A closed‐form analytical small‐perturbation (or first‐order) solution to the one‐dimensional advection‐dispersion equation with spatially variable retardation factor is derived to investigate the transport of sorbing but otherwise nonreacting solutes in hydraulically homogeneous but geochemically heterogeneous porous formations. The solution is developed for a third‐ or flux‐type inlet boundary condition, which is applicable when considering resident (volume‐averaged) solute concentrations, and a semi‐infinite porous medium. For mathematical simplicity it is hypothesized that the sorption processes are based on linear equilibrium isotherms and that the local chemical equilibrium assumption is valid. The results from several simulations, compared with predictions based on the classical advection‐dispersion equation with constant coefficients, indicate that at early times, spatially variable retardation affects the transport behavior of sorbing solutes.
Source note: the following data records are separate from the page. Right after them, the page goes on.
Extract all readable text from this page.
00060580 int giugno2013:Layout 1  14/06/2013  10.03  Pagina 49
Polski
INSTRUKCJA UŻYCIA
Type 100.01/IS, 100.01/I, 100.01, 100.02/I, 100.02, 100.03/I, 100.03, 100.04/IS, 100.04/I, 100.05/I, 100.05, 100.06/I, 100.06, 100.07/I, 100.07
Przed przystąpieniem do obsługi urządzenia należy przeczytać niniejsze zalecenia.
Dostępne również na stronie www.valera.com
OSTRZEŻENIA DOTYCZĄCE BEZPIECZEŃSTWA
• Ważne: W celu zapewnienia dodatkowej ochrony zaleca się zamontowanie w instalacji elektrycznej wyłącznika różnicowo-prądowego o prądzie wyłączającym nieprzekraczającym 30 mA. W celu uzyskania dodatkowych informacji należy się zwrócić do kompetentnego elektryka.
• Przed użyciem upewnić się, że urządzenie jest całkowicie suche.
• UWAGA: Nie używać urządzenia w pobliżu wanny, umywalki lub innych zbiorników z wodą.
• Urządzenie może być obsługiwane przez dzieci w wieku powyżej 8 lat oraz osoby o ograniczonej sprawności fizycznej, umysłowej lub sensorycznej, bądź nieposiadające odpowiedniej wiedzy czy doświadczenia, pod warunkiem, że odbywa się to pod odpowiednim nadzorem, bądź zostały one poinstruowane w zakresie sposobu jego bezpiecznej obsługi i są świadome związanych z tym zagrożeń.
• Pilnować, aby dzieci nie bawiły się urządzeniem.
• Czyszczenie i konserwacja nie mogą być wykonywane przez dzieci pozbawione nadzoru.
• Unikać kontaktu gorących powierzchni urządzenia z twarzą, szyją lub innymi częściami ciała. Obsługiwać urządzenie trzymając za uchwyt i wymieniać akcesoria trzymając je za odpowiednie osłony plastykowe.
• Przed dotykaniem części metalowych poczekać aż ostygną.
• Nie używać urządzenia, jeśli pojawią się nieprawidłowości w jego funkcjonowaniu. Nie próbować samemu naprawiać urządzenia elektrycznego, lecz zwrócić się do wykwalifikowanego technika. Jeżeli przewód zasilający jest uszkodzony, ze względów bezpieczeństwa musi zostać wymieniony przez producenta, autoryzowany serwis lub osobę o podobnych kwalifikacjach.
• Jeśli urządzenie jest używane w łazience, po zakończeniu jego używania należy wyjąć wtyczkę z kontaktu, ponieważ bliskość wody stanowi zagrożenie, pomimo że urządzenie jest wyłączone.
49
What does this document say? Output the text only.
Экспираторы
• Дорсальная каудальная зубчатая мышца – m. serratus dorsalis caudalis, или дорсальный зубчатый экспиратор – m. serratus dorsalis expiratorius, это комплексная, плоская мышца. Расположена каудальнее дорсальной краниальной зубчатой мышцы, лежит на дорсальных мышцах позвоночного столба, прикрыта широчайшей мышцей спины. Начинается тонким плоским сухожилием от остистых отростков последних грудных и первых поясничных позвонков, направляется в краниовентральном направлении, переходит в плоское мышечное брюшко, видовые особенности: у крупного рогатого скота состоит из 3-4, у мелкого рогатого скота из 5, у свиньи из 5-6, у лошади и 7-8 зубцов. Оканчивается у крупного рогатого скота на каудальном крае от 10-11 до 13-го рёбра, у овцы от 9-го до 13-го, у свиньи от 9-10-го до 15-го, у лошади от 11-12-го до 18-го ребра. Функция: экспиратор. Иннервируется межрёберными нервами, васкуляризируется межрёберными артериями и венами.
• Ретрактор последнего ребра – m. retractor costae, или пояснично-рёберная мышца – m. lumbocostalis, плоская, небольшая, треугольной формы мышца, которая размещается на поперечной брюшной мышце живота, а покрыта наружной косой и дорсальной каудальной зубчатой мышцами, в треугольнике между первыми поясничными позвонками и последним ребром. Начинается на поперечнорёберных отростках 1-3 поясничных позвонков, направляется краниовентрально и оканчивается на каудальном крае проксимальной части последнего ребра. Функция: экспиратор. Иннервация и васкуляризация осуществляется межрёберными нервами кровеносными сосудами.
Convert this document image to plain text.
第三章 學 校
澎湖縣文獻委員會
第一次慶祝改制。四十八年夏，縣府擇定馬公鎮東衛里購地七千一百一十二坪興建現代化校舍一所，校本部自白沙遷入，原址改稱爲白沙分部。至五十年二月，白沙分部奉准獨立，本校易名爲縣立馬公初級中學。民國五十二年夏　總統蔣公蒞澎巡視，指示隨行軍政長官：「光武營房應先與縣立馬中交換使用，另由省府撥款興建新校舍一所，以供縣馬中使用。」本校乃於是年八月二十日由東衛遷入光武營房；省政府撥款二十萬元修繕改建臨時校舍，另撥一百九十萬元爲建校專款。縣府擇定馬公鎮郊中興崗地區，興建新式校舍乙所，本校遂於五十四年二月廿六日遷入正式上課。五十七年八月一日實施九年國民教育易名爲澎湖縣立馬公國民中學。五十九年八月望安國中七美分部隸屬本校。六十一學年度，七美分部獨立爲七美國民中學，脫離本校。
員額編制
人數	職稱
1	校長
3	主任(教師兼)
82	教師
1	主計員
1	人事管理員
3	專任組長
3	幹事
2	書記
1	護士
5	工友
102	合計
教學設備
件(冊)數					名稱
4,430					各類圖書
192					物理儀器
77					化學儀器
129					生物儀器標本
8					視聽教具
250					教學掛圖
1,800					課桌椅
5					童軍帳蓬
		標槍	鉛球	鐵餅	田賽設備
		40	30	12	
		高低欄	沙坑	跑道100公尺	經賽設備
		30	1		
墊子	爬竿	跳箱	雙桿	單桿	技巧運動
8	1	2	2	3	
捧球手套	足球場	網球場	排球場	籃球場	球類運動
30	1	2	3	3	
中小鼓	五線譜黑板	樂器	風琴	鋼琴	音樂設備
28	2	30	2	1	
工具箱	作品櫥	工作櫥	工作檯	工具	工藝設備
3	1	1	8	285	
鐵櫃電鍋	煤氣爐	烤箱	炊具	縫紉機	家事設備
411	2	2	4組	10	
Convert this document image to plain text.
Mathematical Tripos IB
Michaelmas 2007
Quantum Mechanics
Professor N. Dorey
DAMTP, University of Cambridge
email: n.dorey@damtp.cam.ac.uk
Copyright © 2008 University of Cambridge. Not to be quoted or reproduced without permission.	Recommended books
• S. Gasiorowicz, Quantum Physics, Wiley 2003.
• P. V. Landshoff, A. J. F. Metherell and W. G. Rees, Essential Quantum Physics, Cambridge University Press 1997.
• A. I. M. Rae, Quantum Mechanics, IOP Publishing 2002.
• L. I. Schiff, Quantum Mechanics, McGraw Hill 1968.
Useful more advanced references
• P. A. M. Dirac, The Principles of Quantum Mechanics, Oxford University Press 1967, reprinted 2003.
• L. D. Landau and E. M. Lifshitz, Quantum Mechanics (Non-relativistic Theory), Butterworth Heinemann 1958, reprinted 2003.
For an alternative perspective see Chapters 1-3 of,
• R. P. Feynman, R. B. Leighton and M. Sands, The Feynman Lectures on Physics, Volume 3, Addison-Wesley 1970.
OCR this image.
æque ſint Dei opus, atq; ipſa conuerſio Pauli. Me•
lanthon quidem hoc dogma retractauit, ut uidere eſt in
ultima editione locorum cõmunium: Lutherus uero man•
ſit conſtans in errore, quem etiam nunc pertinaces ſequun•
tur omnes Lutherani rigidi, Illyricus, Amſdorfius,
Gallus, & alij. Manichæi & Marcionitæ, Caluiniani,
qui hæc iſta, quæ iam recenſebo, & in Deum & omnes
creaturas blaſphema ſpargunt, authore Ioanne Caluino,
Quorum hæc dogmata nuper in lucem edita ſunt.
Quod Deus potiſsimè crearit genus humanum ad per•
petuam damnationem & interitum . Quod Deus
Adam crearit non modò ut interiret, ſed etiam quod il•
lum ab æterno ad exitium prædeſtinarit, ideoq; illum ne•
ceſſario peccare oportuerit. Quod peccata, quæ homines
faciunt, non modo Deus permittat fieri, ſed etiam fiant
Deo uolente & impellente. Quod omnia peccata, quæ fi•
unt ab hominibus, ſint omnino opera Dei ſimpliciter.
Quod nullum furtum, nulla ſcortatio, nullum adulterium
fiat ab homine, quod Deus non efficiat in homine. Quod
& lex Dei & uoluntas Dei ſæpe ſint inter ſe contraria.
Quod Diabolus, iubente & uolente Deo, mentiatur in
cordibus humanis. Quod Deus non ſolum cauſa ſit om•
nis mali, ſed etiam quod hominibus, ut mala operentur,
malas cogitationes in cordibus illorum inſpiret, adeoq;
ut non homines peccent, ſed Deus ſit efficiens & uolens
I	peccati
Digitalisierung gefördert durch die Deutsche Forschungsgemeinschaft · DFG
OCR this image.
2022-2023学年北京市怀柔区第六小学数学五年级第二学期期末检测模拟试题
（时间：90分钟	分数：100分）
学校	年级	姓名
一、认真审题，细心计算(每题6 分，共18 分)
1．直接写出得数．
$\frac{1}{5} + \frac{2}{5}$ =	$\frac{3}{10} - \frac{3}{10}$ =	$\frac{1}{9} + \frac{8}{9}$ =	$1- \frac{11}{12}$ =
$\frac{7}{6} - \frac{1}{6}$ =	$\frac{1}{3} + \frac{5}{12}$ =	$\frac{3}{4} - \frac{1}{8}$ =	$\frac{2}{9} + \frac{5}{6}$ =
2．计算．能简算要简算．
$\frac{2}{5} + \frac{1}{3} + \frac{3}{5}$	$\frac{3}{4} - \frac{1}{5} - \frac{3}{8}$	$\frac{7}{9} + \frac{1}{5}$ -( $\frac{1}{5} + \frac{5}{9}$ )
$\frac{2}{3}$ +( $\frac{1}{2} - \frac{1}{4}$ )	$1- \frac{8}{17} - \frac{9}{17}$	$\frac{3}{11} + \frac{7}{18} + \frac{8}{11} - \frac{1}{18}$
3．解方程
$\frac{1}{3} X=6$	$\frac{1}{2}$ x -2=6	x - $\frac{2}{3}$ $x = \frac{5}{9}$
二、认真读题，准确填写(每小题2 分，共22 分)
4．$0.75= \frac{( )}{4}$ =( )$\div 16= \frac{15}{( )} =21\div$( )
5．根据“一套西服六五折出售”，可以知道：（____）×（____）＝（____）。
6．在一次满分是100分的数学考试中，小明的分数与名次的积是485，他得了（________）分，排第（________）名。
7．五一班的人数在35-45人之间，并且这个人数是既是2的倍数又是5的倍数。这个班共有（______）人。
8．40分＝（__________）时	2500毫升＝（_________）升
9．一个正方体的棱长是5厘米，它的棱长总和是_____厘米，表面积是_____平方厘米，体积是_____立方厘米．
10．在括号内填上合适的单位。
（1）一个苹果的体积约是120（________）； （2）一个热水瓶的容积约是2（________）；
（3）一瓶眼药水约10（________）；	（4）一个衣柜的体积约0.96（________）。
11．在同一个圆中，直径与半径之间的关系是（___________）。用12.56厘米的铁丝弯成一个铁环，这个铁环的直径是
The zeroth moments corresponding to constant and variable retardation are not necessarily equal. The impact of spatially variable retardation increases with increasing Péclet number. The center of mass appears to move more slowly, and solute spreading is enhanced in the variable retardation case. At late times, when the travel distance is much larger than the correlation scale of the retardation factor, the zeroth moment for the variable retardation case is identical to the case of invariant retardation. The small‐perturbation solution agrees closely with a finite difference numerical approximation.